After how many developers struggled with the N64, Nintendo focused on producing a system which was much more straight forward, had few bottlenecks and provided excellent real world performance. The Gekko processor was designed by IBM using their G3 core (the same basic core at the heart of the XBox 360, PS3 and Wii) with an extended instruction set; the Flipper GPU was designed by a small hardware company founded by former silicon graphics engineers who were devloping flight simulators named ArtX. Overall the few third party developers who really focused on the Gamecube (Factor 5, Capcom) achieved some amazing things, but most third parties did rushed ports of PS2 games and never took advantage of the Gamecube's capabilities.

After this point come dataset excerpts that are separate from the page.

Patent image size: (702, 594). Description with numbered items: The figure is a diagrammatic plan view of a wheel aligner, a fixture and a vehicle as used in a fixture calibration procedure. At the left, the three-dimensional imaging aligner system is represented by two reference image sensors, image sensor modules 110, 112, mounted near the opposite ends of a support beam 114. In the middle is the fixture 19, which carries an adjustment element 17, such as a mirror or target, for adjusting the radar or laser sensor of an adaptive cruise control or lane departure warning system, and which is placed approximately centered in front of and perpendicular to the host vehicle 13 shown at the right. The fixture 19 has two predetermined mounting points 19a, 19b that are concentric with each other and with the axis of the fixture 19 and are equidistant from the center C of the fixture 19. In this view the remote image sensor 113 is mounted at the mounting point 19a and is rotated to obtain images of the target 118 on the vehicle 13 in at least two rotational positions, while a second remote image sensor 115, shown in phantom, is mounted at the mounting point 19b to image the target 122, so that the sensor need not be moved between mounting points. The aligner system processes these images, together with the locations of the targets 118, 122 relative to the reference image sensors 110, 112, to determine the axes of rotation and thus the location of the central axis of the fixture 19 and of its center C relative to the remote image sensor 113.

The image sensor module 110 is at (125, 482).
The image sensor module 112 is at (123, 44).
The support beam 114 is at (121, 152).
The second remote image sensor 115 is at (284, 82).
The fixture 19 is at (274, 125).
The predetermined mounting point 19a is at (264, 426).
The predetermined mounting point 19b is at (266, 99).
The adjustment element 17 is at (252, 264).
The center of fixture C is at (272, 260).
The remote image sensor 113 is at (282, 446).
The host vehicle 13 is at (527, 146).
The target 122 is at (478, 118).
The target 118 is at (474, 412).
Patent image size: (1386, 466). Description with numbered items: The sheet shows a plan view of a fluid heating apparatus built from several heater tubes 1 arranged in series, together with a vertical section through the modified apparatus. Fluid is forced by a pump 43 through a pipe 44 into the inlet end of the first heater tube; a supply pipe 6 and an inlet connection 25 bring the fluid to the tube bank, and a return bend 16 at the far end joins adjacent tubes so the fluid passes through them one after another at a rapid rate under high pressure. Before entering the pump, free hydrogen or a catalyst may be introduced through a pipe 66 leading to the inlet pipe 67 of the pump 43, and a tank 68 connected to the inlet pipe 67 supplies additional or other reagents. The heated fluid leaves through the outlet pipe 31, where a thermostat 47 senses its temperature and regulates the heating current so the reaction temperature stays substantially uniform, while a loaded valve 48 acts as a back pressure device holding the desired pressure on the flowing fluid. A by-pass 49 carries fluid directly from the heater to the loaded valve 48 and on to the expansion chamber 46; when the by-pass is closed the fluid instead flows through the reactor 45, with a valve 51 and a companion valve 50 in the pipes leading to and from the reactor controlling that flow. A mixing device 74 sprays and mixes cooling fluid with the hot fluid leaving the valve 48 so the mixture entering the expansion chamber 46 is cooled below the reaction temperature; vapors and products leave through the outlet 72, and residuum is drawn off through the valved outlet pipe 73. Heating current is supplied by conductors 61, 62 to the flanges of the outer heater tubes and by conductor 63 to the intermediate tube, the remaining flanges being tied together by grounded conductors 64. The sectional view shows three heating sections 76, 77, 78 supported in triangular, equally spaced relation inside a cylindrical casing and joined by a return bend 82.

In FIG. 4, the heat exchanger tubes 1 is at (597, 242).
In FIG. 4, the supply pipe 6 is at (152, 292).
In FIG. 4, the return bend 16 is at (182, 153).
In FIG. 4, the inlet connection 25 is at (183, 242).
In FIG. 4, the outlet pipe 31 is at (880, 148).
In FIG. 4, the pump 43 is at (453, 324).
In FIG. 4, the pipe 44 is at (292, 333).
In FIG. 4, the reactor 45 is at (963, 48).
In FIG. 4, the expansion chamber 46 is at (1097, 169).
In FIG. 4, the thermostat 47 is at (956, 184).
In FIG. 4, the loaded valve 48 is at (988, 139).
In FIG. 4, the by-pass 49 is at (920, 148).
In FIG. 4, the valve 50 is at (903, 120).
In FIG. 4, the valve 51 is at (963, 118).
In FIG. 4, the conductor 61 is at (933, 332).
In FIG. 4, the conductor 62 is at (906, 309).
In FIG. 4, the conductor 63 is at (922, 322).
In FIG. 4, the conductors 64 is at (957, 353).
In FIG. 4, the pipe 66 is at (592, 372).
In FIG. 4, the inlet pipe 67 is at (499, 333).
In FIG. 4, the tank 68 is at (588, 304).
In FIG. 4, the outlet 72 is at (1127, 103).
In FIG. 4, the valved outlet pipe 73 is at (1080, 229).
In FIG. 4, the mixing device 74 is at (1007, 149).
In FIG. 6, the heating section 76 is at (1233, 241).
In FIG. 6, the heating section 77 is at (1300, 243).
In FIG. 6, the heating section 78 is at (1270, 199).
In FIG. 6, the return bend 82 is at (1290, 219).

The PS2 was a disaster in terms of ease of development and many initial PS2 games looked worse than Dreamcast games; third parties started to achieve amazing things on the PS2 mainly because its sales ensured that it would be the target platform for (pretty much) every game, the extra money needed to optimize code (or licence highly optimized middleware) was justified under the assumption that improved graphics would increase sales of the game.

 

 

As a guess, the PS3 is facing so many delays this generation because managing a project as large as PS3 games are becomming is not a simple task. In most software development (or any engineering project) a team of over 10 or 15 people is seen as very large and you need a highly experienced person in charge; many of these PS3 games now have teams in excess of 100 people and timelines of 3 years, like all projects unmanaged risk could delay these games by 50% to 100% of the initial timeline.